The outpouring of sadness and love is a testiment to the man, both as a musician and as a person. That he was loved by so many, shows us how much we can be touched by his talent and humor.
The death of Paul Hester is truly a tragedy, both on a personal level and for the world of music.
I have never felt so sad to hear the news of someone passing who has not been in my immediate family.
I have been watching the music channel Max as much as I can today, singing along but crying as well. From the freshfaced boy in the barn doing cartwheels to the jokester hamming it up with the Finn brothers at the session at the Arts Centre last year. We have lost a true treasure.

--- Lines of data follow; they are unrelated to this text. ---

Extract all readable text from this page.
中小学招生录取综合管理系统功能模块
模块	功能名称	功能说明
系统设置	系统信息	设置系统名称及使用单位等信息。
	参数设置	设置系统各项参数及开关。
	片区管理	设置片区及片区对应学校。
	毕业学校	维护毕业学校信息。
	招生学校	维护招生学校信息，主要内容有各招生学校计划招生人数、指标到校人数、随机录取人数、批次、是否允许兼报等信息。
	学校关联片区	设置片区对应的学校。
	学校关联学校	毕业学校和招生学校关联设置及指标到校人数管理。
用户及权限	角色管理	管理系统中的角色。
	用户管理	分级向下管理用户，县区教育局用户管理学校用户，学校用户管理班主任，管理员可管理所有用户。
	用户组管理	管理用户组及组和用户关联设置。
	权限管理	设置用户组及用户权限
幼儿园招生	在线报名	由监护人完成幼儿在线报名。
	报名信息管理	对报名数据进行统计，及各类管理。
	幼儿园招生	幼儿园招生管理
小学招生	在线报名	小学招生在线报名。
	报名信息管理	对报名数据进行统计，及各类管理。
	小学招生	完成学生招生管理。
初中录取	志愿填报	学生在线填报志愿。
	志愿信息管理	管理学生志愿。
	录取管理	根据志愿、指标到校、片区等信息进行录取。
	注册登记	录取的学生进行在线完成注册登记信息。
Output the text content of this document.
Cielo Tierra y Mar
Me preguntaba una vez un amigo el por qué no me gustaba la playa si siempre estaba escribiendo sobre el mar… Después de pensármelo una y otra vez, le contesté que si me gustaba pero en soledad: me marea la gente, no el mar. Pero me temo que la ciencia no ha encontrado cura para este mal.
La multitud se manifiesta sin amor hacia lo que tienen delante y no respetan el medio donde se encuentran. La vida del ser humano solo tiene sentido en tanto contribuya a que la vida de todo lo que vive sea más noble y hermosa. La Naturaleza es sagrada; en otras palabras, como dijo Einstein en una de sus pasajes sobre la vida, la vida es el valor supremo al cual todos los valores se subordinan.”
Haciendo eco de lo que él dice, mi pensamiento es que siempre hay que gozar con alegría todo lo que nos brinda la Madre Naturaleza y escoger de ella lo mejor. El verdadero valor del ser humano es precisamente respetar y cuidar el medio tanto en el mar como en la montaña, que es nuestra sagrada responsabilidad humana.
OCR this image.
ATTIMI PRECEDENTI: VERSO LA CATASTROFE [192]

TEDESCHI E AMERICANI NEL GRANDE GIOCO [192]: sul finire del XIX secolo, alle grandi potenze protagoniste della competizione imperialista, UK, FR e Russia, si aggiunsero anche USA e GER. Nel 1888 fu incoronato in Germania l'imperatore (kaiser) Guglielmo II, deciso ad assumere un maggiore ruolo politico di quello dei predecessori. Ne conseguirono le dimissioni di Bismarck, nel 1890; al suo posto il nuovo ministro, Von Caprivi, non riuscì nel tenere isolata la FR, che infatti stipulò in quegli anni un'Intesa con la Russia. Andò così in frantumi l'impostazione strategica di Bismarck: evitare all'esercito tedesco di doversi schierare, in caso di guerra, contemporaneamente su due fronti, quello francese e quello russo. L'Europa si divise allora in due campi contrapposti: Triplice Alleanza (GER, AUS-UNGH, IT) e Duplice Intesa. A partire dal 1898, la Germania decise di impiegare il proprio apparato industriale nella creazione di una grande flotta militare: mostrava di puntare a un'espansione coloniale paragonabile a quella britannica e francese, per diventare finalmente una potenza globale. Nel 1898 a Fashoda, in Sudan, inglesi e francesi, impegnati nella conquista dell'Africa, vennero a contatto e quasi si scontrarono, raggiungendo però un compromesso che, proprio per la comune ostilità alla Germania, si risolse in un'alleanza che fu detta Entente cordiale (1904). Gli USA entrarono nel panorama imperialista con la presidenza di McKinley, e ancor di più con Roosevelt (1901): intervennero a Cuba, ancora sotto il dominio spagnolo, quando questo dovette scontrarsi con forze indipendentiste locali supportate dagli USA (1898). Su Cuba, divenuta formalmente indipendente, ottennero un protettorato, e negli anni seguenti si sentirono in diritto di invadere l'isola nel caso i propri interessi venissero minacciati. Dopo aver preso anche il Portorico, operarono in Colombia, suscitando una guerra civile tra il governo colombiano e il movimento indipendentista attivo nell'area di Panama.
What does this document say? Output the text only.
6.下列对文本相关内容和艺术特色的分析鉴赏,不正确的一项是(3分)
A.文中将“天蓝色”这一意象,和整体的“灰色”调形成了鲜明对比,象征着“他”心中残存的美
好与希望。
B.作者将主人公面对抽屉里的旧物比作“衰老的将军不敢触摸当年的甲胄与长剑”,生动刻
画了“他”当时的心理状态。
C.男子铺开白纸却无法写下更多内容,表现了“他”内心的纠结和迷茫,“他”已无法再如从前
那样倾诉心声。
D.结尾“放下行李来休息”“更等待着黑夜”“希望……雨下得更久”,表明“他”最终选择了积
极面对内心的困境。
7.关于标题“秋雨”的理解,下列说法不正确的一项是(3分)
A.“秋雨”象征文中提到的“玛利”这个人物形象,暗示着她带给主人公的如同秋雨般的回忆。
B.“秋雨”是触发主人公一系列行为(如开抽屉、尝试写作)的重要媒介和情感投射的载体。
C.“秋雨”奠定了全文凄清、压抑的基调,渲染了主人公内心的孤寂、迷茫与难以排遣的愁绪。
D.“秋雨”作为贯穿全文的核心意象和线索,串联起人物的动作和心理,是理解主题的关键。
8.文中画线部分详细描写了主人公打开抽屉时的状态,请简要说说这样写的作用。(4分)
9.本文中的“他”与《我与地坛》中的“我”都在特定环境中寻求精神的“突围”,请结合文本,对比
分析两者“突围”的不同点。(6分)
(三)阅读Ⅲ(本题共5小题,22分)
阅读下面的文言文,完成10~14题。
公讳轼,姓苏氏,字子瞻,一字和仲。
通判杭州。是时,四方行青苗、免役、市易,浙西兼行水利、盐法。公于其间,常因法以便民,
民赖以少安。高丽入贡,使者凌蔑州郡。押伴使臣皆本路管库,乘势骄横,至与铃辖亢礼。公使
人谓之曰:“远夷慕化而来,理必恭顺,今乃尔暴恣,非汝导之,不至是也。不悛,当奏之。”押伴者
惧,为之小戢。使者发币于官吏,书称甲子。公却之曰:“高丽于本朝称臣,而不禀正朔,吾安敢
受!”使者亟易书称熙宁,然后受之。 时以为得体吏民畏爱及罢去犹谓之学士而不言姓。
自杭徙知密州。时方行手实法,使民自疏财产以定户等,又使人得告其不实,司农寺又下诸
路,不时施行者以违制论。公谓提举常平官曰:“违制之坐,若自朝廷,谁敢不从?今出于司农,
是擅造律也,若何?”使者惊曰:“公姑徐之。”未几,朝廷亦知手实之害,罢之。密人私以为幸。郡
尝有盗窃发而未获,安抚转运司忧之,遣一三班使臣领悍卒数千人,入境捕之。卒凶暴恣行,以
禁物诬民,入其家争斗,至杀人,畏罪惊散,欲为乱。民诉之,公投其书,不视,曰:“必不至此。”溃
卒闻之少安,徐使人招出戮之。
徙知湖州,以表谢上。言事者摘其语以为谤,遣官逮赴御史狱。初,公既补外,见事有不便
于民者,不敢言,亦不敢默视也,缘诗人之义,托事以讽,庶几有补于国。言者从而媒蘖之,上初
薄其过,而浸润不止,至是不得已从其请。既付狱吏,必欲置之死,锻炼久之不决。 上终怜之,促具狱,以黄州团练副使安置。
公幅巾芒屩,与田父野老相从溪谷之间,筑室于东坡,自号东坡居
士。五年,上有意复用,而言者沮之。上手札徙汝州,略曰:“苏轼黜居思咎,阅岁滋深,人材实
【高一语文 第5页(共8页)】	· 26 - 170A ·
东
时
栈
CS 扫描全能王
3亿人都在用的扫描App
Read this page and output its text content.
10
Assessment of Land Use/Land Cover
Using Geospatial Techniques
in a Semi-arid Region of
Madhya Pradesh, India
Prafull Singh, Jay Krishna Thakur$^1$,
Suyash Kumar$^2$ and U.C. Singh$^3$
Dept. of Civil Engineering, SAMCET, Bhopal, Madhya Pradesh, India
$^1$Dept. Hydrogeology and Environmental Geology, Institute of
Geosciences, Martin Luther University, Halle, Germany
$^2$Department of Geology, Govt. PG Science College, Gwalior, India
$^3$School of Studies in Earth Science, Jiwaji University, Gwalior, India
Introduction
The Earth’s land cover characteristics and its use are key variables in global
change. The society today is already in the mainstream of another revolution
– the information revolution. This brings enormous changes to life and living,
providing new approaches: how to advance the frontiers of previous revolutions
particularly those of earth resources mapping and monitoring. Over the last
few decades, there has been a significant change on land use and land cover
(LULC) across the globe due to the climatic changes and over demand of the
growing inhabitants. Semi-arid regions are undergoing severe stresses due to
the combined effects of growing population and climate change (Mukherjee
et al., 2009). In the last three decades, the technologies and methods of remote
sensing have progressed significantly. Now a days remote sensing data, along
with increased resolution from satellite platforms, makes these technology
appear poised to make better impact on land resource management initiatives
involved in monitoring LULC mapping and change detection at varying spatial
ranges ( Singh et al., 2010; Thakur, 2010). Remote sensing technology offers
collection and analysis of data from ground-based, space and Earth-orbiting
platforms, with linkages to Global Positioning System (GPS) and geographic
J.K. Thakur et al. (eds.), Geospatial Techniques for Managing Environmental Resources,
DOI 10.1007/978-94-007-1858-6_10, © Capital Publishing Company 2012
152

On a personal note, although I did not know him well, his children and mine go to the same school and kindergarten, so I used to see him regularly in the playground and at kinder when our kids were playing together. He was always really friendly and down to earth, never behaving like the cool dude the way some muso's can. I once commented that his felt hat reminded me of my grandfathers and we struck up a conversation about oldtimers and the old Aussie bushman and how they have all but disappeared, he explained how his Dad was a bushie and so was my Pop and we had a laugh about the funny things they used to do.
I also joked that he had been to my place but he didn't realise it. He looked at me funny and I explained that I lived in the house that Nick Seymour once had and he straight away started telling some great old yarns about the parties that had gone on in the house and how the 82 year old neighbour used to be invited in and she had a ball. At one stage Neil Finn, Eddie Rayner and Mark Seymour all lived in our street. Boy I wish I had lived here then.
Paul Hester was a true showman and a bloody nice bloke as well. He didn't have to talk to me and tell me those stories but he did and it is a great memory I have.
My heart goes out to his family, close friends and his little girls. I feel devistated and I was barely touched by his warmth. I cannot imagine how those close to him must be feeling.
I only hope some good will come out of this tragic event.
Well there is my first post and definitely not my last. I have been lurking here for a few days, not sure of whether I should say something or not. But as this forum seems to be so supportive I thought I would add my bit.